Designing nitrogen and phosphorus co-doped graphene quantum dots/g-C3N4 heterojunction composites to enhance visible and ultraviolet photocatalytic activity

In metal-free g-C3N4 based materials, the rapid recombination of photoexcited carriers limits its photocatalytic activity. In this work, for the first time, we synthesized a new kind of diatomic-doped graphene quantum dots (GQDs), namely, nitrogen and phosphorus co-doped GQDs (NP-GQDs), and then loaded on g-C3N4 surface to obtain NP-GQDs/g-C3N4 composite photocatalyst. Under visible and ultraviolet irradiation, the MO photodegradation rate of NP-GQDs/g-C3N4 is as high as 97.5% and 96%, respectively, which was 1.71 and 1.85 times higher than that of pure g-C3N4. The remarkable enhancement of photodegradation activity is mainly attributed to the introduction of NP-GQDs could promote the formation, transportation and separation of photoexcited carriers.
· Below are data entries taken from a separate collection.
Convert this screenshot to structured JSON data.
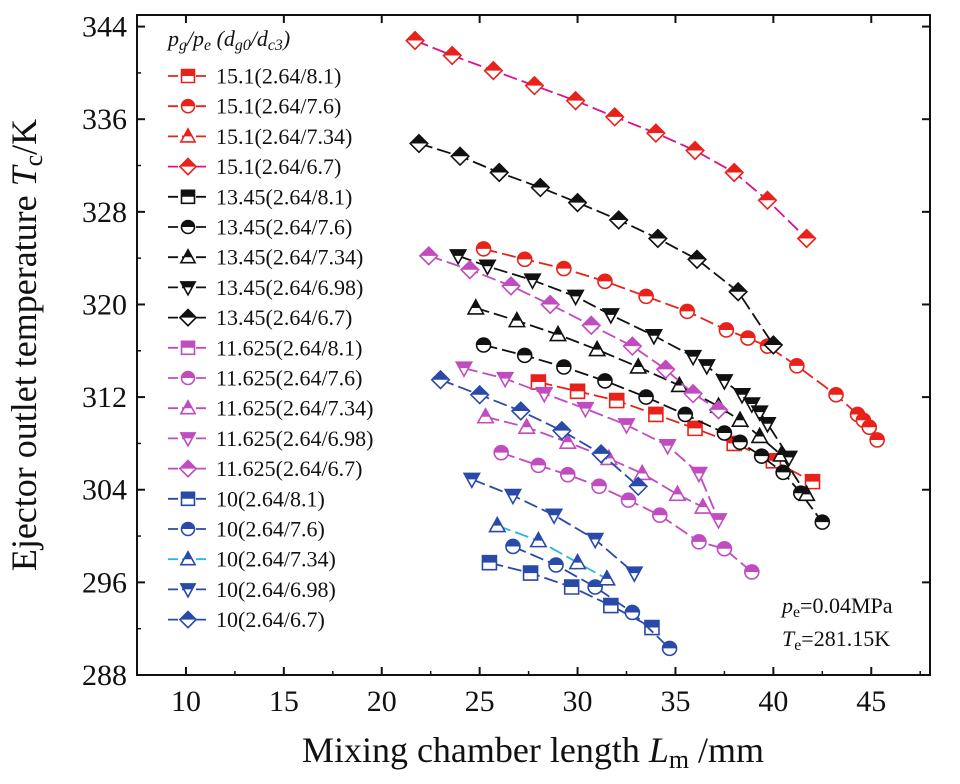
{
  "chart_data": {
    "type": "line",
    "xlabel": {
      "main": "Mixing chamber length ",
      "symbol": "L",
      "sub": "m",
      "unit": " /mm"
    },
    "ylabel": {
      "main": "Ejector outlet temperature ",
      "symbol": "T",
      "sub": "c",
      "unit": "/K"
    },
    "xlim": [
      7.5,
      48
    ],
    "ylim": [
      288,
      345
    ],
    "xticks": [
      10,
      15,
      20,
      25,
      30,
      35,
      40,
      45
    ],
    "yticks": [
      288,
      296,
      304,
      312,
      320,
      328,
      336,
      344
    ],
    "grid": false,
    "legend_position": "top-left",
    "legend_title": {
      "p1": "p",
      "s1": "g",
      "slash1": "/",
      "p2": "p",
      "s2": "e",
      "open": " (",
      "d1": "d",
      "s3": "g0",
      "slash2": "/",
      "d2": "d",
      "s4": "c3",
      "close": ")"
    },
    "annotations": {
      "pe": {
        "symbol": "p",
        "sub": "e",
        "value": "=0.04MPa"
      },
      "te": {
        "symbol": "T",
        "sub": "e",
        "value": "=281.15K"
      }
    },
    "colors": {
      "red": "#e8221a",
      "black": "#111111",
      "magenta": "#c04cc0",
      "blue": "#2a4aaa",
      "cyan": "#2ab8e0",
      "pink": "#e0108a"
    },
    "series": [
      {
        "name": "15.1(2.64/8.1)",
        "color": "#e8221a",
        "line_color": "#e8221a",
        "marker": "square",
        "x": [
          28,
          30,
          32,
          34,
          36,
          38,
          40,
          42
        ],
        "y": [
          313.3,
          312.5,
          311.7,
          310.5,
          309.3,
          308,
          306.5,
          304.7
        ]
      },
      {
        "name": "15.1(2.64/7.6)",
        "color": "#e8221a",
        "line_color": "#e8221a",
        "marker": "circle",
        "x": [
          25.2,
          27.3,
          29.3,
          31.4,
          33.5,
          35.6,
          37.6,
          38.7,
          39.7,
          41.2,
          43.2,
          44.3,
          44.6,
          44.9,
          45.3
        ],
        "y": [
          324.8,
          323.9,
          323.1,
          322,
          320.7,
          319.4,
          317.8,
          317.1,
          316.4,
          314.7,
          312.2,
          310.5,
          310,
          309.4,
          308.3
        ]
      },
      {
        "name": "15.1(2.64/7.34)",
        "color": "#e8221a",
        "line_color": "#e8221a",
        "marker": "triangle",
        "x": [],
        "y": []
      },
      {
        "name": "15.1(2.64/6.7)",
        "color": "#e8221a",
        "line_color": "#e0108a",
        "marker": "diamond",
        "x": [
          21.7,
          23.6,
          25.7,
          27.8,
          29.9,
          31.9,
          34,
          36,
          38,
          39.7,
          41.7
        ],
        "y": [
          342.8,
          341.5,
          340.2,
          338.9,
          337.6,
          336.2,
          334.8,
          333.3,
          331.4,
          329,
          325.7
        ]
      },
      {
        "name": "13.45(2.64/8.1)",
        "color": "#111111",
        "line_color": "#111111",
        "marker": "square",
        "x": [],
        "y": []
      },
      {
        "name": "13.45(2.64/7.6)",
        "color": "#111111",
        "line_color": "#111111",
        "marker": "circle",
        "x": [
          25.2,
          27.3,
          29.3,
          31.4,
          33.5,
          35.5,
          37.5,
          38.3,
          39.4,
          40.5,
          41.4,
          42.5
        ],
        "y": [
          316.5,
          315.6,
          314.6,
          313.4,
          312,
          310.5,
          308.9,
          308.1,
          306.9,
          305.5,
          303.7,
          301.2
        ]
      },
      {
        "name": "13.45(2.64/7.34)",
        "color": "#111111",
        "line_color": "#111111",
        "marker": "triangle",
        "x": [
          24.8,
          26.9,
          29,
          31,
          33.1,
          35.2,
          37.2,
          38.3,
          39.3,
          40.4,
          41.7
        ],
        "y": [
          319.7,
          318.6,
          317.4,
          316.1,
          314.6,
          313,
          311.2,
          310,
          308.6,
          307,
          303.6
        ]
      },
      {
        "name": "13.45(2.64/6.98)",
        "color": "#111111",
        "line_color": "#111111",
        "marker": "triangle-down",
        "x": [
          23.9,
          25.4,
          27.7,
          29.9,
          31.7,
          33.9,
          35.9,
          36.6,
          37.5,
          38.4,
          38.9,
          39.3,
          39.7,
          40.8
        ],
        "y": [
          324.2,
          323.3,
          322.1,
          320.7,
          319.1,
          317.3,
          315.5,
          314.7,
          313.4,
          312.2,
          311.4,
          310.7,
          309.7,
          306.8
        ]
      },
      {
        "name": "13.45(2.64/6.7)",
        "color": "#111111",
        "line_color": "#111111",
        "marker": "diamond",
        "x": [
          21.9,
          24,
          26,
          28.1,
          30,
          32.1,
          34.1,
          36.1,
          38.2,
          40
        ],
        "y": [
          333.9,
          332.8,
          331.4,
          330.1,
          328.8,
          327.3,
          325.7,
          323.9,
          321.1,
          316.5
        ]
      },
      {
        "name": "11.625(2.64/8.1)",
        "color": "#c04cc0",
        "line_color": "#c04cc0",
        "marker": "square",
        "x": [],
        "y": []
      },
      {
        "name": "11.625(2.64/7.6)",
        "color": "#c04cc0",
        "line_color": "#c04cc0",
        "marker": "circle",
        "x": [
          26.1,
          28,
          29.5,
          31.1,
          32.6,
          34.2,
          36.2,
          37.5,
          38.9
        ],
        "y": [
          307.2,
          306.1,
          305.3,
          304.3,
          303.1,
          301.8,
          299.5,
          298.9,
          296.9
        ]
      },
      {
        "name": "11.625(2.64/7.34)",
        "color": "#c04cc0",
        "line_color": "#c04cc0",
        "marker": "triangle",
        "x": [
          25.3,
          27.4,
          29.5,
          31.6,
          33.3,
          35.1,
          36.4
        ],
        "y": [
          310.3,
          309.4,
          308.1,
          306.7,
          305.4,
          303.6,
          302.5
        ]
      },
      {
        "name": "11.625(2.64/6.98)",
        "color": "#c04cc0",
        "line_color": "#c04cc0",
        "marker": "triangle-down",
        "x": [
          24.2,
          26.3,
          28.3,
          30.4,
          32.5,
          34.6,
          36.2,
          37.2
        ],
        "y": [
          314.5,
          313.6,
          312.3,
          311,
          309.6,
          307.8,
          305.4,
          301.4
        ]
      },
      {
        "name": "11.625(2.64/6.7)",
        "color": "#c04cc0",
        "line_color": "#c04cc0",
        "marker": "diamond",
        "x": [
          22.4,
          24.5,
          26.6,
          28.6,
          30.7,
          32.8,
          34.5,
          35.9,
          37.2
        ],
        "y": [
          324.2,
          323,
          321.6,
          320,
          318.2,
          316.4,
          314.4,
          312.3,
          310.9
        ]
      },
      {
        "name": "10(2.64/8.1)",
        "color": "#2a4aaa",
        "line_color": "#2a4aaa",
        "marker": "square",
        "x": [
          25.5,
          27.6,
          29.7,
          31.7,
          33.8
        ],
        "y": [
          297.7,
          296.8,
          295.6,
          294,
          292.1
        ]
      },
      {
        "name": "10(2.64/7.6)",
        "color": "#2a4aaa",
        "line_color": "#2a4aaa",
        "marker": "circle",
        "x": [
          26.7,
          28.9,
          30.9,
          32.8,
          34.7
        ],
        "y": [
          299.1,
          297.5,
          295.6,
          293.4,
          290.3
        ]
      },
      {
        "name": "10(2.64/7.34)",
        "color": "#2a4aaa",
        "line_color": "#2ab8e0",
        "marker": "triangle",
        "x": [
          25.9,
          28,
          30,
          31.5
        ],
        "y": [
          300.9,
          299.6,
          297.7,
          296.3
        ]
      },
      {
        "name": "10(2.64/6.98)",
        "color": "#2a4aaa",
        "line_color": "#2a4aaa",
        "marker": "triangle-down",
        "x": [
          24.6,
          26.7,
          28.8,
          30.9,
          32.9
        ],
        "y": [
          304.9,
          303.5,
          301.8,
          299.7,
          296.8
        ]
      },
      {
        "name": "10(2.64/6.7)",
        "color": "#2a4aaa",
        "line_color": "#2a4aaa",
        "marker": "diamond",
        "x": [
          23,
          25,
          27.1,
          29.2,
          31.2,
          33.1
        ],
        "y": [
          313.5,
          312.2,
          310.8,
          309.1,
          307.1,
          304.3
        ]
      }
    ]
  }
}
Furthermore, the photocatalyst exhibits outstanding recycle stability without a significant decrease in activity after three reused runs. This study provides a new understanding of the roles played by diatomic-doped graphene quantum dots in photocatalytic systems and provides a new prospect in developing highly efficient gC(3)N(4)-based photocatalysts.

Automated summary

In this study, nitrogen and phosphorus co-doped graphene quantum dots (NP-GQDs) were synthesized and loaded on g-C3N4 to enhance photocatalytic activity, promoting the formation, transportation, and separation of photoexcited carriers. Furthermore, the photocatalyst demonstrated outstanding recycle stability after three reused runs.